L’histoire rocambolesque de la plaque mémorielle du temple de Nantes

Le 11 novembre 1918, à la onzième heure du onzième jour du onzième mois de l’année 1918, les cloches sonnent à la volée dans toute la France. La Grande Guerre prend fin après 52 longs mois de combats.

 

La plaque mémorielle du temple de Nantes © C. Nicol

……..

Par Charles Nicol, Église protestante unie de Loire-Atlantique

 

Près de 10 millions de soldats tués, de toutes nations, et des millions de blessés, amoindris pour la vie, défigurés et moralement détruits.

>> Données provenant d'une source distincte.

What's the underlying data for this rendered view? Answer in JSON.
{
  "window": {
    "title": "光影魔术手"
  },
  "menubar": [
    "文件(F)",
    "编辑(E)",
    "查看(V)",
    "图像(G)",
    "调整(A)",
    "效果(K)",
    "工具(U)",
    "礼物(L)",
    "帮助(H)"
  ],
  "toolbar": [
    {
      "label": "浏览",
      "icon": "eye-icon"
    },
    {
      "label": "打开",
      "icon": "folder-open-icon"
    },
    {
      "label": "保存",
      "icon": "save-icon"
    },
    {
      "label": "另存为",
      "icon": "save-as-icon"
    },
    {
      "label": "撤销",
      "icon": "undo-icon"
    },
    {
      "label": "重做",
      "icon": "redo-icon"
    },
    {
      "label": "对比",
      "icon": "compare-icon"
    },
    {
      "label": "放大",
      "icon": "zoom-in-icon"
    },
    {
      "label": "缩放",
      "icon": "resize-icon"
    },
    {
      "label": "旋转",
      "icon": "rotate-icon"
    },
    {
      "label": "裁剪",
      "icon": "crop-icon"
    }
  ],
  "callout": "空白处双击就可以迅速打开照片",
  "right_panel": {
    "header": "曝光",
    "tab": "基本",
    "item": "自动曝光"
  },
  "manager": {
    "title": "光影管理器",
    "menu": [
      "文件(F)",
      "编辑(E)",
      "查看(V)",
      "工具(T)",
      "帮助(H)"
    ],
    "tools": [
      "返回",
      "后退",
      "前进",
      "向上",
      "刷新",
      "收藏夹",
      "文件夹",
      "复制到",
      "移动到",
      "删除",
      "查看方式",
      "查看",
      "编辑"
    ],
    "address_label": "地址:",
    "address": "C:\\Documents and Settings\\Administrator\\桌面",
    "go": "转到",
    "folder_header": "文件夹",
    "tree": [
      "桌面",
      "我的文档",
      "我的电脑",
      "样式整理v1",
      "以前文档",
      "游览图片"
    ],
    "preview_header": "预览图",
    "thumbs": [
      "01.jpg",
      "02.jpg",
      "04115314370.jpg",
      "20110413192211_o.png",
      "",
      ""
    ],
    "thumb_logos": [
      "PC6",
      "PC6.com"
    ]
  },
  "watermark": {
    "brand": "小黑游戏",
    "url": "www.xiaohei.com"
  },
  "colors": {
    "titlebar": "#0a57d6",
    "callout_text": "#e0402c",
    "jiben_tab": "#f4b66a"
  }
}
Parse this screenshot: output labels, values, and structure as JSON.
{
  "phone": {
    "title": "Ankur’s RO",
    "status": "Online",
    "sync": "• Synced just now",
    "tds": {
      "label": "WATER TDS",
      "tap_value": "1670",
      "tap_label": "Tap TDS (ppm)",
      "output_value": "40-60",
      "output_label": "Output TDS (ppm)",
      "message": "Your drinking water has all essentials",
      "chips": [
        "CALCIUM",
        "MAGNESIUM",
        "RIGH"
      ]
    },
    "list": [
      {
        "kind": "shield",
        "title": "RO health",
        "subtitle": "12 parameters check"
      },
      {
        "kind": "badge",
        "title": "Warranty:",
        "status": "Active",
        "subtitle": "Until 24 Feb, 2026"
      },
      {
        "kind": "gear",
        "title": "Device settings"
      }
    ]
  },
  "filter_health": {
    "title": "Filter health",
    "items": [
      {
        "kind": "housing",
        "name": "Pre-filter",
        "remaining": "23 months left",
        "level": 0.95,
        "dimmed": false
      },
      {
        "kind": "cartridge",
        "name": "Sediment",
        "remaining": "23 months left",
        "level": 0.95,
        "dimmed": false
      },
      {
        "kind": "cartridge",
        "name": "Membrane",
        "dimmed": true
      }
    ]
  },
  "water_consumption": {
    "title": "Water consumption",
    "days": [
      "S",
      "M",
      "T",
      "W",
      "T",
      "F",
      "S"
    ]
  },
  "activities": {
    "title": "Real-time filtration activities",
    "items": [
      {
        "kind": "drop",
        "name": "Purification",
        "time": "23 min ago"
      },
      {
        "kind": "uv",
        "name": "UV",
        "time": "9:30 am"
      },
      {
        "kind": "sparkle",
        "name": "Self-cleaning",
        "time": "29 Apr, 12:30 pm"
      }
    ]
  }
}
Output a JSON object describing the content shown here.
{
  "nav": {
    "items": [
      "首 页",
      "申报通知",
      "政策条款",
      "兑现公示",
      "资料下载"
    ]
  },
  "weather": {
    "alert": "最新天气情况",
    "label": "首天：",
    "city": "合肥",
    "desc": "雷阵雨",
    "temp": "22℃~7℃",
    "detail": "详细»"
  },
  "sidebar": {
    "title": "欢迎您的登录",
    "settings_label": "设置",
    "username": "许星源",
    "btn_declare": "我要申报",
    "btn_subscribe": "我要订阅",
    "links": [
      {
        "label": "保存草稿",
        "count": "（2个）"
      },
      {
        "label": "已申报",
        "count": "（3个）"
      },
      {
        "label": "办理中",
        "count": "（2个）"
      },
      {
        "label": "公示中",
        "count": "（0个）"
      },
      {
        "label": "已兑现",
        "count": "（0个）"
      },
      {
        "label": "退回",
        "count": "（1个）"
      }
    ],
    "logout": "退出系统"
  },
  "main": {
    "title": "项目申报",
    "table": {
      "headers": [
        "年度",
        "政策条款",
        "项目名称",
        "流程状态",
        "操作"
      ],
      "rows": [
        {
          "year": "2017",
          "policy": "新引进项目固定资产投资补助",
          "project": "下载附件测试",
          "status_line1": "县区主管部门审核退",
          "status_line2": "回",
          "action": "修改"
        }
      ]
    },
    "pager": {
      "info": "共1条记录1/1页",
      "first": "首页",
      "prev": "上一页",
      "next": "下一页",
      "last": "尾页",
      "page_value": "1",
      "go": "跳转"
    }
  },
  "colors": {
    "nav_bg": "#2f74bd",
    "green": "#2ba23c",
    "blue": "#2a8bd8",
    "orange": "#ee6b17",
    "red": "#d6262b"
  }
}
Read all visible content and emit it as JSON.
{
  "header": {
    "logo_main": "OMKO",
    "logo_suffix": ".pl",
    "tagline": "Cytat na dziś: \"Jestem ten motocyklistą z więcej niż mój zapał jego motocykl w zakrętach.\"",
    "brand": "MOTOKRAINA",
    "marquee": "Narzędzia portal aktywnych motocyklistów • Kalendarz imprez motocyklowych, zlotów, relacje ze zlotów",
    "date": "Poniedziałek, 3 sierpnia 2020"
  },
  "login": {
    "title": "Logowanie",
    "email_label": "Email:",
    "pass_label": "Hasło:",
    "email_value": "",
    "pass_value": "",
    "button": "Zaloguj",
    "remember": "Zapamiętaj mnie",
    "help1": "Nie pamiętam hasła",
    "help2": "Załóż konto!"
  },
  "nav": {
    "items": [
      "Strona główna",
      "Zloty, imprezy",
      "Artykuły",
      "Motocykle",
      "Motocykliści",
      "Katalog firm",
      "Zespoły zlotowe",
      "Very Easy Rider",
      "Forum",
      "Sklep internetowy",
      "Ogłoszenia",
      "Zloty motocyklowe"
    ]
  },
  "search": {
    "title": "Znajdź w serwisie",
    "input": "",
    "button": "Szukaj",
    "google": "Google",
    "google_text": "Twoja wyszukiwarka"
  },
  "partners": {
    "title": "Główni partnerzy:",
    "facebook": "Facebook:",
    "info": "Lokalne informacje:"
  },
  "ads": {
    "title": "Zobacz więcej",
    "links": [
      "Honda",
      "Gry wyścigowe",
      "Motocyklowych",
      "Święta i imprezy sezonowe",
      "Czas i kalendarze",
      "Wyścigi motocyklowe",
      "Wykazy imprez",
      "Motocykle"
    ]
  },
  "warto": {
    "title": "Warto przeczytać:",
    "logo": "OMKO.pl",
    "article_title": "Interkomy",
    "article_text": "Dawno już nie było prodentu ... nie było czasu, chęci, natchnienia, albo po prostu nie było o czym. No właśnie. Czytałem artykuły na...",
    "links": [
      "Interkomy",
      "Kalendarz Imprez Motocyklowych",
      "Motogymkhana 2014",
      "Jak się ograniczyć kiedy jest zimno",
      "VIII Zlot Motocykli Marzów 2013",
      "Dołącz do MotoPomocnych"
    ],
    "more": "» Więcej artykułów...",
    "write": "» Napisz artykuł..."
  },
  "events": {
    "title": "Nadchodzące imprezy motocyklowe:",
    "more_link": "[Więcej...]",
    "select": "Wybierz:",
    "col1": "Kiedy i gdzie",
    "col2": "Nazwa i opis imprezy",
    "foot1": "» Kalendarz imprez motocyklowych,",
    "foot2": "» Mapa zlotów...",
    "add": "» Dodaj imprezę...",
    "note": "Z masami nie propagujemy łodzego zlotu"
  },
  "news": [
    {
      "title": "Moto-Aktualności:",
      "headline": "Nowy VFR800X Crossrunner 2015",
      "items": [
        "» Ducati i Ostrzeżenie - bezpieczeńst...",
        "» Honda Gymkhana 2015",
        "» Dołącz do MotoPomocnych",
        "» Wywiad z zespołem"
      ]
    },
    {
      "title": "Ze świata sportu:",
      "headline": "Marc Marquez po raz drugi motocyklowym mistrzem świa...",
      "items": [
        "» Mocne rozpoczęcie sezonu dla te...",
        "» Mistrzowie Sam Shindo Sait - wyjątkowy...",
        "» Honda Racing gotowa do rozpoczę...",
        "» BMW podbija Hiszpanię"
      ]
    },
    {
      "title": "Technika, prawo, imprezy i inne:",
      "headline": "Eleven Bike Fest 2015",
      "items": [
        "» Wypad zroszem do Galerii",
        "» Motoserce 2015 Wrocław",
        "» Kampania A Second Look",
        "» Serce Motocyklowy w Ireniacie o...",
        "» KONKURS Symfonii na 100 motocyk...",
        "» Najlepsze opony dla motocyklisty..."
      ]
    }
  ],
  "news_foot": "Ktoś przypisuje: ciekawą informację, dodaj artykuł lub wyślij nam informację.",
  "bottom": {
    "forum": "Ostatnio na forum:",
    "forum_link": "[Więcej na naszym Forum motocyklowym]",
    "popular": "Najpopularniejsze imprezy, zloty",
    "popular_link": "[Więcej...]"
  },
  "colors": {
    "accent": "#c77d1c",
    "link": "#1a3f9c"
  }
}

La France a payé un très lourd tribut de 1 400 000 morts, des millions de blessés et d’invalides1. Bilan auquel il convient d’ajouter les victimes civiles. La Loire-Inférieure compte plus de 26 500 soldats tués ou disparus.

 

À la mémoire des paroissiens morts pour la patrie

 

À Nantes et à Saint-Nazaire, la communauté protestante n’a pas échappé au carnage. Dans la quasi-totalité des communes de France, les conseils municipaux et les paroisses tant catholiques que protestantes ont voulu garder trace de la tragédie de la Première Guerre mondiale, soit par l’élévation de monuments à la mémoire des soldats morts pour la patrie, soit par des plaques mémorielles dans les lieux de culte, voire des ex-voto pour ceux qui sont revenus. Ainsi, en 1919, le Conseil presbytéral, sous la responsabilité du pasteur Théodore Cremer, lance une souscription dans le but d’élever une stèle commémorative dans le temple de Nantes. Les dons dépassent toutes les prévisions. 236 souscripteurs versent une somme totale de 2 608 F. La plaque en marbre bleuté cernée de bronze de 1,96 sur 0,90m est réalisée pour un montant de 1 263 F par la Maison Rivière, spécialisée en marbrerie et monuments funéraires, sise au 12 rue Lafayette à l’endroit même où se trouve aujourd’hui un magasin de confection pour homme2.

 

Enfin, le 19 décembre 1920, la plaque « En souvenir de nos soldats morts pour la patrie » est dévoilée. Sont inscrits en lettres d’or les noms de trente-cinq membres de l’Église qui ont péri. Au bas est gravé un verset de l’Apocalypse de Jean, 12.11 : « Ils n’ont point donné leur vie, ils n’ont pas reculé devant la mort ». Recouverte ce jour-là du drapeau tricolore bordé d’un voile de crêpe, la stèle est inaugurée dans le temple en présence des autorités civiles et religieuses, devant une assemblée fort nombreuse qui écoute dans le recueillement les trois allocutions en chaire du pasteur Crémer, d’Hippolyte Durand-Gasselin, président du Conseil presbytéral, et du général Émile Zimmer, Alsacien luthérien et membre de l’Église de Nantes3. Sauvegardée du bombardement du 23 septembre 1943 elle est transférée après la guerre dans le nouveau temple4.

 

Disparue puis réapparue !

 

Or depuis 1978, la plaque était considérée comme définitivement perdue malgré de nombreuses recherches. Elle a été retrouvée et restituée au temple, 45 ans après sa disparition.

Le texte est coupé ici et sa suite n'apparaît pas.